Güncelleme Tarihi:
Resmi ziyaret amacıyla Meksika’nın başkenti Mexico City’de bulunan Bakan Çavuşoğlu, bu kent merkezli COMEXI Düşünce Kuruluşunca düzenlenen panele katıldı.
Çavuşoğlu, burada yaptığı konuşmada, Türkiye’nin terörle mücadelesine ve insani dış politikasına, Venezuela ve Suriye'deki krizlere ve Güney Amerika ülkeleri ile ekonomik ve kültürel ilişkilerin güçlendirilmesi konularına vurgu yaptı.
Türkiye ve Meksika ilişkilerine de değinen Çavuşoğlu, her iki ülkenin kendi bölgesinde istikrar ve refahın sağlanması adına anahtar rol oynadığını ve dış politikalarının demokrasi, hukukun üstünlüğü, insan hakları, devletlerin egemen eşitliği gibi aynı temel değer ve ilkelere dayandığını belirtti.
Türkiye ile Meksika'nın stratejik olarak kritik bölgelerde olduğuna işaret eden Çavuşoğlu, iki ülke arasındaki ilişkilerin yeni dönemde daha da artacağına olan inancını dile getirdi.
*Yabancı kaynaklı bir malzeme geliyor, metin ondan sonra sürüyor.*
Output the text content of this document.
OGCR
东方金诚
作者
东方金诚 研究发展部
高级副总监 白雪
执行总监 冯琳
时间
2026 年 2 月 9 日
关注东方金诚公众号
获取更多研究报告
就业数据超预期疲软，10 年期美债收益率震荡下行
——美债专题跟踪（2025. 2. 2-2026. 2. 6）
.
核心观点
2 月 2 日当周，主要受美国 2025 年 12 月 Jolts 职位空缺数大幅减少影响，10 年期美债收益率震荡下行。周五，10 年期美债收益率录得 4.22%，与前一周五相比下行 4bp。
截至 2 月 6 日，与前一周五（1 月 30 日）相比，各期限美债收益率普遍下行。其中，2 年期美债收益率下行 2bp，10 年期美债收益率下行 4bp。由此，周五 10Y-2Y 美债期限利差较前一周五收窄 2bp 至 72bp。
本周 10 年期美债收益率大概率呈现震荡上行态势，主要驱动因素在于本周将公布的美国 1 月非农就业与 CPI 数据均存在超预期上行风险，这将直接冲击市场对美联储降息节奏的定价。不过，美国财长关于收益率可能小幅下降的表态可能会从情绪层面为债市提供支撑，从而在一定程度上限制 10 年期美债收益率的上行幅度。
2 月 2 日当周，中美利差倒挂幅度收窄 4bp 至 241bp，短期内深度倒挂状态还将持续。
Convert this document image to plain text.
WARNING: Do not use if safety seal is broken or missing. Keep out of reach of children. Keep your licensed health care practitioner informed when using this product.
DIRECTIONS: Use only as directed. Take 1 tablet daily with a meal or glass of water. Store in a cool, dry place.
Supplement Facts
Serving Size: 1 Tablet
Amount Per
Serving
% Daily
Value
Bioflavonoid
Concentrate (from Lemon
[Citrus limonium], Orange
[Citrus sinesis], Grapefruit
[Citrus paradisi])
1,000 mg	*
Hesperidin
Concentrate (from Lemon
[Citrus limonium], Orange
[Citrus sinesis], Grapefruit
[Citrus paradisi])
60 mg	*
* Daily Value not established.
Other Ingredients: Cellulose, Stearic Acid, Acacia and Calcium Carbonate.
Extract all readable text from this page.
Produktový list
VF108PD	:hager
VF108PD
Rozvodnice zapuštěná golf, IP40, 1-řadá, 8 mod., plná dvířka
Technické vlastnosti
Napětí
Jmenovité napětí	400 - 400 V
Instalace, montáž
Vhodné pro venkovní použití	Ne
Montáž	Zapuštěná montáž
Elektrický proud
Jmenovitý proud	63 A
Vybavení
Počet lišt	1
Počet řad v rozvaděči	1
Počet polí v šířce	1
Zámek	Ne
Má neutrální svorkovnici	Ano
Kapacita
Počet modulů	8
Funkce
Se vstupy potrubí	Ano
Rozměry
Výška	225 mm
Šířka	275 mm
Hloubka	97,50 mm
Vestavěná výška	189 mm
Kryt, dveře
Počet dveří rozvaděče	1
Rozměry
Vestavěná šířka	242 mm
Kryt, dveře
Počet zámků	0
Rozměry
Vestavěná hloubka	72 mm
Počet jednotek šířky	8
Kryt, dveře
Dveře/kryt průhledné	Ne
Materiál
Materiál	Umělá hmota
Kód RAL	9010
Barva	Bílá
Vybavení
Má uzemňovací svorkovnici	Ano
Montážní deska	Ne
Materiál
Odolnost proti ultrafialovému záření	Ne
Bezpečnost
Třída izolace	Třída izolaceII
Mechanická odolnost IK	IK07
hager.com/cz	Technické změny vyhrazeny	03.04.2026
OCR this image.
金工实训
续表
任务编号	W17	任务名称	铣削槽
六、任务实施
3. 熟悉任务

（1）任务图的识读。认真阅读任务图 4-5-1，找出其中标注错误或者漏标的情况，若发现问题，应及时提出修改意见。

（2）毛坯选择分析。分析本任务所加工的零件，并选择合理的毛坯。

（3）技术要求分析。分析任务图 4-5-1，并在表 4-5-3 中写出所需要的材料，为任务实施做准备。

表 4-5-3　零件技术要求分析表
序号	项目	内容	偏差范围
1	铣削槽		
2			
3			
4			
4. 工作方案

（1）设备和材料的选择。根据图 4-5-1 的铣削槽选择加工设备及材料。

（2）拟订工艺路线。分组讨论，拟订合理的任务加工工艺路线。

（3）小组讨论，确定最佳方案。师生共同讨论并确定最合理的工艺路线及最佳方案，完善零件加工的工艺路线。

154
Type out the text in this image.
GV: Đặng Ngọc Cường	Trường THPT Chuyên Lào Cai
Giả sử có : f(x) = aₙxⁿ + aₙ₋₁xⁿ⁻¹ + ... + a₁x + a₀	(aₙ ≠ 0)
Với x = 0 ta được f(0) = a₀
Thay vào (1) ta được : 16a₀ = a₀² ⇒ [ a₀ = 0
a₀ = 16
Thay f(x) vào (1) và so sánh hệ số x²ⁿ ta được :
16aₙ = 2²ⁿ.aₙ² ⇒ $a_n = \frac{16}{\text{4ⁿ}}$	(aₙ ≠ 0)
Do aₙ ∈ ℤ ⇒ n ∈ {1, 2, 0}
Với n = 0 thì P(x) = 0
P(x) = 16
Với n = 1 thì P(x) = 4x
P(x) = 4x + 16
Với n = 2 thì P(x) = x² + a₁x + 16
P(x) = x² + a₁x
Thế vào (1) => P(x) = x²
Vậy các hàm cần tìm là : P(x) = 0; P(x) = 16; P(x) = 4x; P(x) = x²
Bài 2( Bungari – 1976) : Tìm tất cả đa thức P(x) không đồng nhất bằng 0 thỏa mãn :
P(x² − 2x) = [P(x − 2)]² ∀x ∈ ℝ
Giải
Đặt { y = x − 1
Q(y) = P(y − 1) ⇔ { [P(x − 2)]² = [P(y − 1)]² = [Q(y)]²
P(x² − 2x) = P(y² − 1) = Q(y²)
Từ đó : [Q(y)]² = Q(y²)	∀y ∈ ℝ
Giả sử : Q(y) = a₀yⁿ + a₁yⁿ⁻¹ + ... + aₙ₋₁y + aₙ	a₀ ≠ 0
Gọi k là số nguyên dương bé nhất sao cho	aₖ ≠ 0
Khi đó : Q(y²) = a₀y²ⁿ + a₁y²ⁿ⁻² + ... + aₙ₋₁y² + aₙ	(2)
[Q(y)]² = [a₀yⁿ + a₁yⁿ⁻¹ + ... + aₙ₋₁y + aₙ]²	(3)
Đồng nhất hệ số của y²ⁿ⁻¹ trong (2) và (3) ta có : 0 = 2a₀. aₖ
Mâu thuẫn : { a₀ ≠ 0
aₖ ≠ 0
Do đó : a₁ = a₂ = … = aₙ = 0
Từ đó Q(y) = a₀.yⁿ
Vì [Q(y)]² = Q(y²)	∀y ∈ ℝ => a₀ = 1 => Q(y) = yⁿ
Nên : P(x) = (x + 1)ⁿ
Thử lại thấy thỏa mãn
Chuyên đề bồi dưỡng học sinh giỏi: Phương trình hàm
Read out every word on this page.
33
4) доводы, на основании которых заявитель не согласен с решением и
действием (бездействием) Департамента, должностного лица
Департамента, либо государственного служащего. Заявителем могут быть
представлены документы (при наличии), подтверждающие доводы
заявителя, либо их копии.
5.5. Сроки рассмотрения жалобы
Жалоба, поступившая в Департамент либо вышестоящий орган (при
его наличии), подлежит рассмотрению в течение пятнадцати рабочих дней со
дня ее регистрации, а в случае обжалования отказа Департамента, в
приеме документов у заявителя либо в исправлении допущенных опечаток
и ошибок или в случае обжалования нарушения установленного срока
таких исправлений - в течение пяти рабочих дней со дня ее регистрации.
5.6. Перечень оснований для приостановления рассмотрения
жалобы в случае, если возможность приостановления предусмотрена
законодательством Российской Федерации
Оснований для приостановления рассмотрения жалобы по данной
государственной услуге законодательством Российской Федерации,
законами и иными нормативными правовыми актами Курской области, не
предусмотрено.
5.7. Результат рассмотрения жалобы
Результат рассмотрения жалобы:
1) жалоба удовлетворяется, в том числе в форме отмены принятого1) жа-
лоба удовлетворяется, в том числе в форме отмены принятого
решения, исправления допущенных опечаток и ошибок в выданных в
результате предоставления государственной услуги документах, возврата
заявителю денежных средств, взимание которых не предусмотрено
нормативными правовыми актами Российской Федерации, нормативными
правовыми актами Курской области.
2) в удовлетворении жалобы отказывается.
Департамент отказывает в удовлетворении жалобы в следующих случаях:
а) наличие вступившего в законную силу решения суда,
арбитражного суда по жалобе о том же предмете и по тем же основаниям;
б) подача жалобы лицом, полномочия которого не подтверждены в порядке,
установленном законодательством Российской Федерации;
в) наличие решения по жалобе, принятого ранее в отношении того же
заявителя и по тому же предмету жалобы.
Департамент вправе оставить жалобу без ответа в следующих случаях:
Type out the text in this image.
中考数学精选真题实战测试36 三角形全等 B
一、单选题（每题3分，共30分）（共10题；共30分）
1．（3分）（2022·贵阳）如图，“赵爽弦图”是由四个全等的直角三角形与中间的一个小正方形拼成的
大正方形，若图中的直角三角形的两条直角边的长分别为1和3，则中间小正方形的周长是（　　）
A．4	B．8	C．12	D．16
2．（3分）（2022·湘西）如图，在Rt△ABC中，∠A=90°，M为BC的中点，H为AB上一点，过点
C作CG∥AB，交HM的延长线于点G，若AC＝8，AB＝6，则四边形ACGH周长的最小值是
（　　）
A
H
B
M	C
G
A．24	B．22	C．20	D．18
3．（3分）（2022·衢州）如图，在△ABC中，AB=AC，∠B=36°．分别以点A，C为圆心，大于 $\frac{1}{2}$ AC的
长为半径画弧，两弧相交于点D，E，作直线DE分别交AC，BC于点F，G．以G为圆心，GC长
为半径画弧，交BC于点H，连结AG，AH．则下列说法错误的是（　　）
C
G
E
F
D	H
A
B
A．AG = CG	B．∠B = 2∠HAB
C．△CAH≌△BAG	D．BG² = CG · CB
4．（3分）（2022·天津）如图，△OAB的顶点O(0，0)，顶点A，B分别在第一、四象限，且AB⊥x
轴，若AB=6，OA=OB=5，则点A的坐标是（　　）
"DIŞ MÜDAHALELERE KARŞIYIZ"
Çavuşoğlu, Venezuela krizine ve Türkiye’nin bu konudaki duruşuna ilişkin şunları kaydetti:
“Darbe girişimleri başta olmak üzere demokratik olmayan tüm dış müdahalelere, yöntemlere ve meşru hükümetlere uygulanan tek taraflı yaptırımlara karşıyız. Anayasal düzeni ve Venezuela egemenliğini baltalama girişimlerinden endişe duyuyoruz. Bu girişimler sadece Venezuela’nın istikrarını, barışını ve güvenliğini tehdit etmiyor, aynı zamanda tüm bölgeyi tehdit eden tehlikeli bir emsal oluşturuyor. Bu sorun, Venezuela ile sınırlı kalmayacak. Tüm bölge için son derece ağır sonuçlar doğuracak. Bugün bile Kolombiya ve Ekvator gibi ülkeler göç sorunu gibi ağır bir yük altında. Meksika ve dengeli ilişkileri olan bölgesel oyuncularla söz konusu krizi diyalog ve barışçıl yollarla çözmek için beraber çalışabiliriz.”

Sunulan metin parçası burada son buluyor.